Before you can run this script and create the SQL Trace Collection Set for the Performance Data Collector, you need to make two changes in the code. If you look through the generated code, you will see these place holders:

‘SqlTrace Collection Set Name Here’

‘SqlTrace Collection Item Name Here’

You will need to replace these place holders with descriptive names. Once the code is changed and executed, you will see the new SQL Trace Collection Set in Performance Data Collection portion of SSMS, along with the three default collection sets that come with SQL Server 2008. At this point, you can enable the new custom collection set, and it will begin collecting Profiler trace data based on the criteria you specified in the Profiler template you used as the basis for creating it. If you like, you can create as many different SQL Trace Collection Sets as you want, with each one based on a different Profiler template.

Unfortunately, there are no built-in reports available to view the Profiler data you have collected.
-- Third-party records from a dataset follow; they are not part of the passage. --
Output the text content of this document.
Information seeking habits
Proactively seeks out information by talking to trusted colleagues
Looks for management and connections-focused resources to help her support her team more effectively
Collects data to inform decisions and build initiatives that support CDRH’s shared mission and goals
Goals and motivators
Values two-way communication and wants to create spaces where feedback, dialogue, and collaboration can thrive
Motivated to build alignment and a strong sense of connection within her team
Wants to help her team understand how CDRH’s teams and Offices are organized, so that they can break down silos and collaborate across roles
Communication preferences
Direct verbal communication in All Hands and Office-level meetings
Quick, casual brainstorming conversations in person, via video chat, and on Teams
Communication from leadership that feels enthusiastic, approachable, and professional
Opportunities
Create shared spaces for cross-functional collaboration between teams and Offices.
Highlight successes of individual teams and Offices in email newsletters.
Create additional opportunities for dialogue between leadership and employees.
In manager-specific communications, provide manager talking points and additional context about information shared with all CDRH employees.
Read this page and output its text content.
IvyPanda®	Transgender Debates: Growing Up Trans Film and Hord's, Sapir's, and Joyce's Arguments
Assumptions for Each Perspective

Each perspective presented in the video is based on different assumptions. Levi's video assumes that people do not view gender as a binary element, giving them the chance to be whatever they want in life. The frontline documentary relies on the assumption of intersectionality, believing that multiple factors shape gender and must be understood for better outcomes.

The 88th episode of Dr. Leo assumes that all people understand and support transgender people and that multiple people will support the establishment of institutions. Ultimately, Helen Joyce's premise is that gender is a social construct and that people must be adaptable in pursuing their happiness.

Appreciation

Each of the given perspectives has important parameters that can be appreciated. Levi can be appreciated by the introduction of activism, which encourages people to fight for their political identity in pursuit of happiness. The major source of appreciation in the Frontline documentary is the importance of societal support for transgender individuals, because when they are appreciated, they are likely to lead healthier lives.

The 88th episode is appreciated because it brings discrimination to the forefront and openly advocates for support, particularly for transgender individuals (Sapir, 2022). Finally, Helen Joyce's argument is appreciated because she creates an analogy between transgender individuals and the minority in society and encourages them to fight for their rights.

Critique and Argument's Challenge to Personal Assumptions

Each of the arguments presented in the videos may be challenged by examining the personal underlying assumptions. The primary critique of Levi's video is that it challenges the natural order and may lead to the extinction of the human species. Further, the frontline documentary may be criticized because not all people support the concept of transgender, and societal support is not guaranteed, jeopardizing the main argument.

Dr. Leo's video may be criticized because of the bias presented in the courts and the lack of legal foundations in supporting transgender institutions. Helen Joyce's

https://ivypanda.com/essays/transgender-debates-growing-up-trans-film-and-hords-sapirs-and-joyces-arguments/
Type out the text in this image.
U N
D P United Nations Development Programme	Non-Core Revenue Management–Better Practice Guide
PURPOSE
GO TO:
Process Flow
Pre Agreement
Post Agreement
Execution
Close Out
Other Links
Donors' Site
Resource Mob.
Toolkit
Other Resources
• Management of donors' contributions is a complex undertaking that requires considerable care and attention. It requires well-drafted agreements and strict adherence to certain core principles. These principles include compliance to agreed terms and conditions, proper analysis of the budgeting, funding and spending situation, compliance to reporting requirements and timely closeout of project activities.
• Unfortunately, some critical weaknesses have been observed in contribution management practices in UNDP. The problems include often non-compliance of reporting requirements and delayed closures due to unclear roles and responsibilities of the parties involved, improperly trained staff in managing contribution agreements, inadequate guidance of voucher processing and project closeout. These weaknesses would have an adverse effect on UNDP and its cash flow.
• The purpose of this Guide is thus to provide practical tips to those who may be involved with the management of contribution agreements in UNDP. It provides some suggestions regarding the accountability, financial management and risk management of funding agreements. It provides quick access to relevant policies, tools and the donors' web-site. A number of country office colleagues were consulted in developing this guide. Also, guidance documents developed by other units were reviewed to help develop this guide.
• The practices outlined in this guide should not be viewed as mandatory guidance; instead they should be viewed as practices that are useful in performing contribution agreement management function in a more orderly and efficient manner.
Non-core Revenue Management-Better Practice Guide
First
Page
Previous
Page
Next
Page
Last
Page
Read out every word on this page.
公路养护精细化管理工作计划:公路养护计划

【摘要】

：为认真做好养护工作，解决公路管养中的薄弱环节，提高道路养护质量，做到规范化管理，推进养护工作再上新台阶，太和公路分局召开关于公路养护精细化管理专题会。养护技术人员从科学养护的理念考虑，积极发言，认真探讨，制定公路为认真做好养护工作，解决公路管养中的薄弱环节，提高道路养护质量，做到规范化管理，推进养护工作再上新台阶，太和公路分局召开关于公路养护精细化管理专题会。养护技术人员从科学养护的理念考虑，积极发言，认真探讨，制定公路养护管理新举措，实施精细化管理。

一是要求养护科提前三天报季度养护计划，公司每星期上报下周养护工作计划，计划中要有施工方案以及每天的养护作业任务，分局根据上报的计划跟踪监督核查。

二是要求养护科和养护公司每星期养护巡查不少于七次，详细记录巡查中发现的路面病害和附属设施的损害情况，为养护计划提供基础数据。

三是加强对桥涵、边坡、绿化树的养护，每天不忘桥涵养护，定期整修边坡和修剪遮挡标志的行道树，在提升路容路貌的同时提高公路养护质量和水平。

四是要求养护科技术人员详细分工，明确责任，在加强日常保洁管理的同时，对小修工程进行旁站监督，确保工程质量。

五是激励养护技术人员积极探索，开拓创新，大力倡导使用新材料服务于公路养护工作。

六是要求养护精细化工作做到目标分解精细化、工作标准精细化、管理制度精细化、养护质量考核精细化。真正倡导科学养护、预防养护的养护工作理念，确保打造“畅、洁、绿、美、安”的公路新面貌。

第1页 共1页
Because of this, you will need to create your own Transact-SQL scripts, or to create Reporting Service reports, to view and analyze the Profiler trace data.

One warning about creating your own custom SQL Trace Collection Sets, and that is they can use a lot of SQL Server resources and disk space when enabled. To minimize this impact, ensure that the Profiler trace definitions that you use to create your SQL Trace Collection Sets only collect the minimum number of events and data columns you need. In addition, only enable SQL Trace Collection Sets as needed; don’t run them all the time. If this is the first time you have tried this, you might want to first test this on a test SQL Server before implementing it on production server.